I may not be understanding your question, but it looks like your problem is that you've disabled scrolling in the body but would like the div to scroll. #lukiffer's answer is right. When you resize your browser, however, the scrolling div, which is a fixed size, isn't overflowing because its content still fits.

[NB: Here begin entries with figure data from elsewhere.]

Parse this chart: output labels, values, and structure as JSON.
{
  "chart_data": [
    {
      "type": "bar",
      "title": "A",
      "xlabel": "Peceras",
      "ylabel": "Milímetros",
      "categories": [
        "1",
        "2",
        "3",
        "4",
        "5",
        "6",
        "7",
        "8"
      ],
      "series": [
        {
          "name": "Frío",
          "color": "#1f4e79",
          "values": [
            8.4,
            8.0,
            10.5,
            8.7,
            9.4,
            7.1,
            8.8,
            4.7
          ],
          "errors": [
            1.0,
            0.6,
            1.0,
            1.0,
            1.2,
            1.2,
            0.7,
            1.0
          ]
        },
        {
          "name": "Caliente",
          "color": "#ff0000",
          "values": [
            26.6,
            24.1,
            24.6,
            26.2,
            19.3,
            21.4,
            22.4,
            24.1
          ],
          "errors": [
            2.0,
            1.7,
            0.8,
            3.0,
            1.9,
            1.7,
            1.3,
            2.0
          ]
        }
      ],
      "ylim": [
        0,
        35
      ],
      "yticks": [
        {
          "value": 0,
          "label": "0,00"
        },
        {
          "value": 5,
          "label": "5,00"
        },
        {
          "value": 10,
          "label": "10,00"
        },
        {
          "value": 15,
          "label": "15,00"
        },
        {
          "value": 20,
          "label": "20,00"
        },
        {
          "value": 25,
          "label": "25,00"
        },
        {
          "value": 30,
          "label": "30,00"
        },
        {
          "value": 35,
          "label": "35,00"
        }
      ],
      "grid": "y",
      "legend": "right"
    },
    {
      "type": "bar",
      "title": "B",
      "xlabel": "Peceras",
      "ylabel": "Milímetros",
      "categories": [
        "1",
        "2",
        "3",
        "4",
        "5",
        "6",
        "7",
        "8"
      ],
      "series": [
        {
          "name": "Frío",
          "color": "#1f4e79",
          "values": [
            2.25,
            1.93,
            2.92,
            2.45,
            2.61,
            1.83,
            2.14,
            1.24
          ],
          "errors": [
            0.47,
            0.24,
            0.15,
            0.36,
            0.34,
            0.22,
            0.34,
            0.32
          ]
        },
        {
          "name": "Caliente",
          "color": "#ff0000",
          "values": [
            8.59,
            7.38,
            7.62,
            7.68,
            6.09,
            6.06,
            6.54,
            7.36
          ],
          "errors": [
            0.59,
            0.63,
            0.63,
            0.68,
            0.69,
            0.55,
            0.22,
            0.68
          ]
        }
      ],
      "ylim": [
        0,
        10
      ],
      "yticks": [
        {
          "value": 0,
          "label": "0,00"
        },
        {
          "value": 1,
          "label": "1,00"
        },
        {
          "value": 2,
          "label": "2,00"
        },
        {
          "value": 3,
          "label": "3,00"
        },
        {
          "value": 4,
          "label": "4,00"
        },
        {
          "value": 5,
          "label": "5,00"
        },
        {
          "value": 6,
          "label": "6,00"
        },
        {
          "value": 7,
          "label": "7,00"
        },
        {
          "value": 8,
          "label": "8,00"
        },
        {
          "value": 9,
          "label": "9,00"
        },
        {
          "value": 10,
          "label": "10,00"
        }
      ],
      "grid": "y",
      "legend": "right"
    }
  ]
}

Are you wanting your "SuggestionBox" div to anchor to the page so that it resizes along with the page? That would enable it to change sizes as the browser does and thus add scroll bars when its content doesn't fit:
#SuggestionBox
{
position: absolute;
/* Change these to establish where to place the div. All zeroes
means it fills its whole container */
top: 0;
bottom: 0;
left: 0;
right: 0;
overflow: scroll;
}
Update:
I don't get what #SuggestionBox is supposed to be. If you're just wanting a centered image link, you could get rid of the div and just have this as your markup:
<a id="SuggestionBox"></a>
And for that <a/>, you could have the following CSS:
#SuggestionBox {
display: block;
width: 100px; /* Or whatever the width is */
height: 100px; /* Or whatever the height is */
background-image: url(images/SuggestionBox.jpg);
margin: 0 auto;
}
If your reason for having the div was to give your link a right margin of 375px, your CSS could have the margin set to 0 375px 0 auto instead.
If you use this simple HTML/CSS, your body should be able to scroll normally (unless you have other CSS or HTML that you haven't posted that's breaking it).